- Born: Kudlu, Kasaragod district, Kerala, India
- Known for: Graphic art

= Karan Acharya =

Indian graphic artist

Karan Acharya is an Indian graphic artist. He is known for his depiction of Hanuman and other works. He is inspired by the artist Raja Ravi Verma.

==Early life and education==
Karan was raised in the Kudlu village in the Kasaragod district of Kerala, in a family that included several artists, including his mother Manjula, his uncle Yagnesh, and grandfather Ramachandra Acharya. He completed 12th grade at Tagore College Vidyanagar in 2003 and then continued to study art for two years under mentors including Laxmish Acharya and Girish Acharya. After his studies he took up a job as an arts teacher in a private school. Subsequently, Acharya completed a course in animation and started working for a private company as an animator in Mangaluru. He has worked on story boards and character designs for movies.

== Rudra Hanuman graphic ==

In 2015 on the request of his friends, Acharya designed this graphic as a flag for the annual temple festival in his village consisting of a graphic of Hanuman with black outlines and saffron shades. It was posted on social media and became a popular image across nation, with vehicles sporting the stickers of the graphic on their rear windscreens. In 2017, a trend was noticed in Bangalore with the Hanuman graphic spotted across windscreens of several vehicles in the city. Acharya gets no royalties from sticker creators or manufacturers, though he states he is pleased his work is being seen by others and that his work went viral in 3 years. In May 2018, he sought copyright protection after a Kannada film maker tried to use the angry Hanuman image for a poster of his film without his permission.

== Other works ==
In February 2017 Acharya designed a blue graphic of Shiva based on the lines of the grand Adi Yogi bust statue at Isha foundation in Coimbatore. In 2018, he began a company to sell his artwork on t-shirts, after obtaining the copyright on his Hanuman art.

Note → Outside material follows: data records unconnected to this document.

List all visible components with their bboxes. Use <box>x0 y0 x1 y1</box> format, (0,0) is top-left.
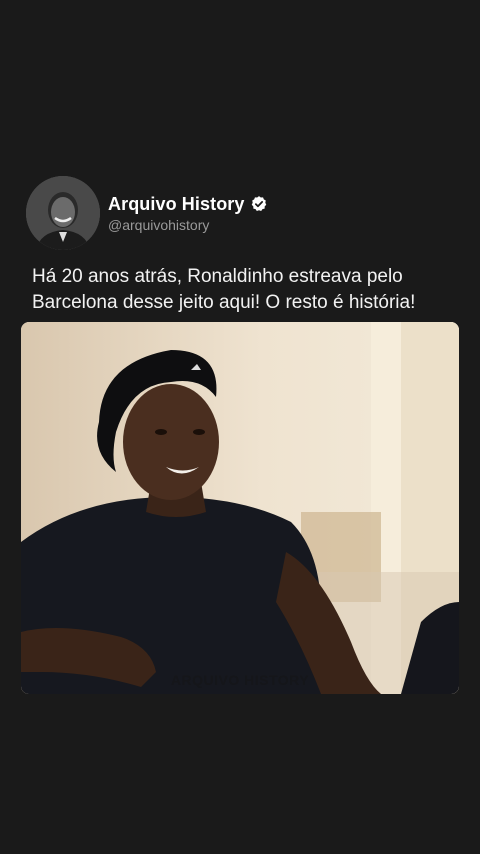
media-watermark: ARQUIVO HISTORY <box>170 672 310 688</box>
verified-badge-icon <box>250 195 268 213</box>
media-image <box>21 322 459 694</box>
avatar-image <box>26 176 100 250</box>
display-name[interactable]: Arquivo History <box>108 194 245 215</box>
post-media[interactable]: ARQUIVO HISTORY <box>21 322 459 694</box>
avatar[interactable] <box>26 176 100 250</box>
handle[interactable]: @arquivohistory <box>108 217 268 233</box>
post-text: Há 20 anos atrás, Ronaldinho estreava pe… <box>32 266 416 313</box>
post-header: Arquivo History @arquivohistory <box>26 176 268 250</box>
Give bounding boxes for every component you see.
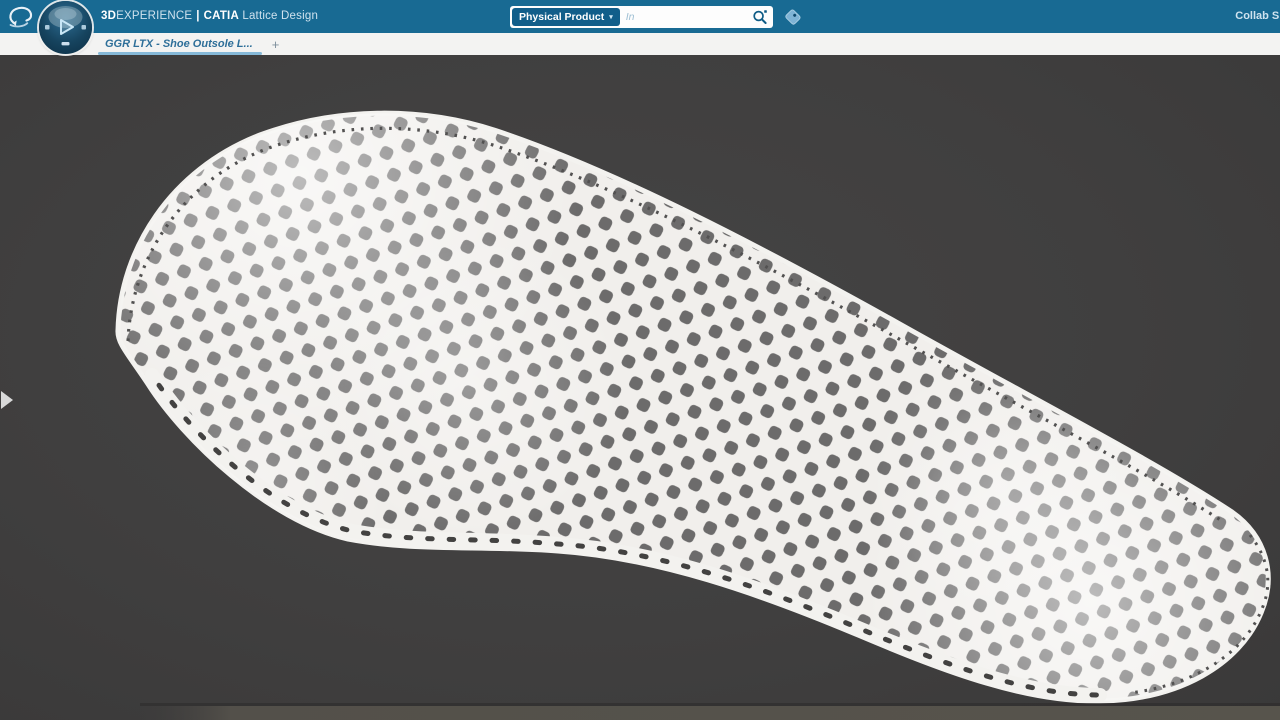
tab-label: GGR LTX - Shoe Outsole L... xyxy=(105,38,253,50)
app-title: 3DEXPERIENCE|CATIA Lattice Design xyxy=(101,0,318,33)
tag-icon[interactable] xyxy=(782,6,804,28)
search-input[interactable] xyxy=(620,11,751,23)
ground-strip xyxy=(140,706,1280,720)
global-search-bar: Physical Product ▾ xyxy=(510,6,773,28)
brand-3d: 3D xyxy=(101,10,116,22)
3dexperience-window: 3DEXPERIENCE|CATIA Lattice Design Physic… xyxy=(0,0,1280,720)
brand-experience: EXPERIENCE xyxy=(116,10,192,22)
brand-app-suffix: Lattice Design xyxy=(242,10,318,22)
3ds-logo-icon[interactable] xyxy=(7,5,37,29)
search-scope-dropdown[interactable]: Physical Product ▾ xyxy=(512,8,620,26)
search-scope-label: Physical Product xyxy=(519,11,604,23)
expand-panel-arrow-icon[interactable] xyxy=(1,391,13,409)
tab-bar: GGR LTX - Shoe Outsole L... + xyxy=(0,33,1280,55)
lattice-sole-model[interactable] xyxy=(20,55,1280,720)
lattice-scene xyxy=(0,55,1280,720)
ground-shadow-line xyxy=(140,703,1280,706)
tab-shoe-outsole[interactable]: GGR LTX - Shoe Outsole L... xyxy=(97,33,263,55)
top-app-bar: 3DEXPERIENCE|CATIA Lattice Design Physic… xyxy=(0,0,1280,33)
3ds-logo-glyph xyxy=(7,5,37,29)
chevron-down-icon: ▾ xyxy=(609,13,613,21)
compass-icon[interactable] xyxy=(39,1,92,54)
collab-space-label[interactable]: Collab Sp xyxy=(1235,0,1280,33)
brand-app: CATIA xyxy=(204,10,239,22)
search-icon[interactable] xyxy=(751,8,769,26)
brand-separator: | xyxy=(192,10,203,22)
3d-viewport[interactable] xyxy=(0,55,1280,720)
new-tab-button[interactable]: + xyxy=(267,37,285,52)
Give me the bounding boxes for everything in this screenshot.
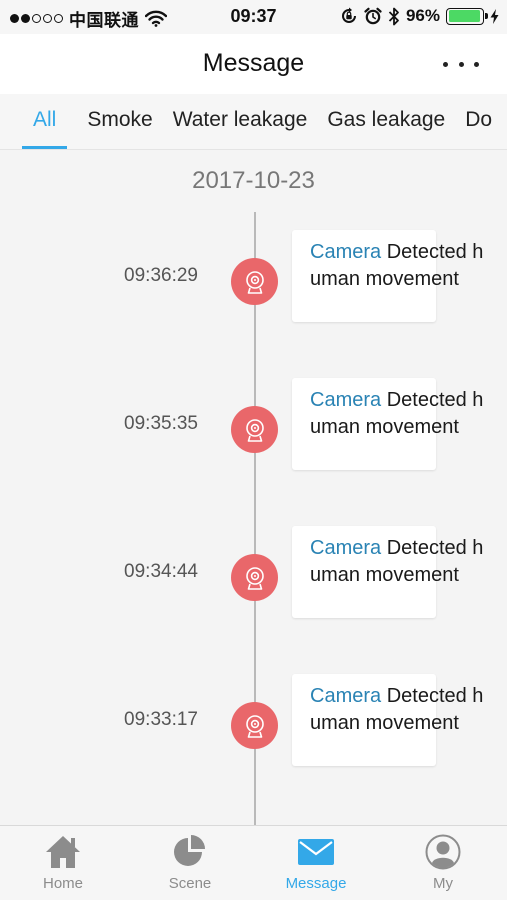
bluetooth-icon xyxy=(388,7,399,25)
entry-time: 09:36:29 xyxy=(124,265,198,286)
more-options-button[interactable] xyxy=(443,52,479,76)
pie-chart-icon xyxy=(170,833,210,871)
message-source: Camera xyxy=(310,389,382,411)
bottom-tab-bar: Home Scene Message My xyxy=(0,825,507,900)
camera-icon xyxy=(231,406,278,453)
tab-bar-scene[interactable]: Scene xyxy=(127,826,253,900)
more-icon xyxy=(443,61,448,67)
message-screen: 中国联通 09:37 96% Message All Smoke Water l… xyxy=(0,0,507,900)
camera-icon xyxy=(231,258,278,305)
timeline-entry[interactable]: 09:36:29 Camera Detected human movement xyxy=(0,230,507,338)
camera-icon xyxy=(231,702,278,749)
message-source: Camera xyxy=(310,241,382,263)
battery-percentage: 96% xyxy=(405,6,440,25)
charging-icon xyxy=(490,8,499,24)
message-card[interactable]: Camera Detected human movement xyxy=(292,674,483,766)
tab-bar-label: Scene xyxy=(168,875,212,892)
tab-bar-label: Home xyxy=(42,875,83,892)
camera-icon xyxy=(231,554,278,601)
tab-bar-message[interactable]: Message xyxy=(253,826,379,900)
message-source: Camera xyxy=(310,685,382,707)
message-text: Camera Detected human movement xyxy=(310,683,494,736)
category-tabs: All Smoke Water leakage Gas leakage Do xyxy=(0,94,507,150)
tab-gas-leakage[interactable]: Gas leakage xyxy=(317,94,455,149)
envelope-icon xyxy=(296,833,336,871)
tab-door[interactable]: Do xyxy=(455,94,502,149)
message-text: Camera Detected human movement xyxy=(310,387,494,440)
status-right: 96% xyxy=(340,6,499,26)
entry-time: 09:34:44 xyxy=(124,561,198,582)
message-card[interactable]: Camera Detected human movement xyxy=(292,526,483,618)
tab-bar-label: My xyxy=(433,875,453,892)
rotation-lock-icon xyxy=(342,7,356,23)
timeline-entry[interactable]: 09:33:17 Camera Detected human movement xyxy=(0,674,507,782)
message-source: Camera xyxy=(310,537,382,559)
entry-time: 09:35:35 xyxy=(124,413,198,434)
entry-time: 09:33:17 xyxy=(124,709,198,730)
tab-bar-my[interactable]: My xyxy=(380,826,506,900)
timeline-date: 2017-10-23 xyxy=(192,167,315,194)
navigation-bar: Message xyxy=(0,34,507,94)
tab-bar-label: Message xyxy=(285,875,347,892)
tab-water-leakage[interactable]: Water leakage xyxy=(163,94,318,149)
tab-bar-home[interactable]: Home xyxy=(0,826,126,900)
tab-all[interactable]: All xyxy=(22,94,68,149)
timeline-entry[interactable]: 09:34:44 Camera Detected human movement xyxy=(0,526,507,634)
battery-level xyxy=(448,10,481,22)
battery-icon xyxy=(446,7,488,25)
message-text: Camera Detected human movement xyxy=(310,239,494,292)
home-icon xyxy=(43,833,83,871)
alarm-icon xyxy=(364,7,382,25)
status-bar: 中国联通 09:37 96% xyxy=(0,0,507,34)
message-card[interactable]: Camera Detected human movement xyxy=(292,378,483,470)
timeline-entry[interactable]: 09:35:35 Camera Detected human movement xyxy=(0,378,507,486)
message-card[interactable]: Camera Detected human movement xyxy=(292,230,483,322)
message-text: Camera Detected human movement xyxy=(310,535,494,588)
tab-smoke[interactable]: Smoke xyxy=(77,94,162,149)
page-title: Message xyxy=(202,49,305,77)
user-icon xyxy=(423,833,463,871)
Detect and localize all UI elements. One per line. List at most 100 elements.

The prime minister of India Narendra Modi praised him for his work, calling the work a pride during his visit to the city for an election rally in 2018. Later in May that year he sketched a painting of the Prime minister Narendra Modi. He was also invited to the Ayodhya art festival in Uttar Pradesh, and was part of the first Mangaluru literary festival. In August 2019, he designed the teaser poster the movie Mundina Nildana. In 2020, Acharya took to social media and has been creating art on requests by common people as per their aspirations using photoshop manipulation techniques. Owing to his popularity he received over 2000 requests for photo edits. While he does few of them free of cost, for some he charges fees.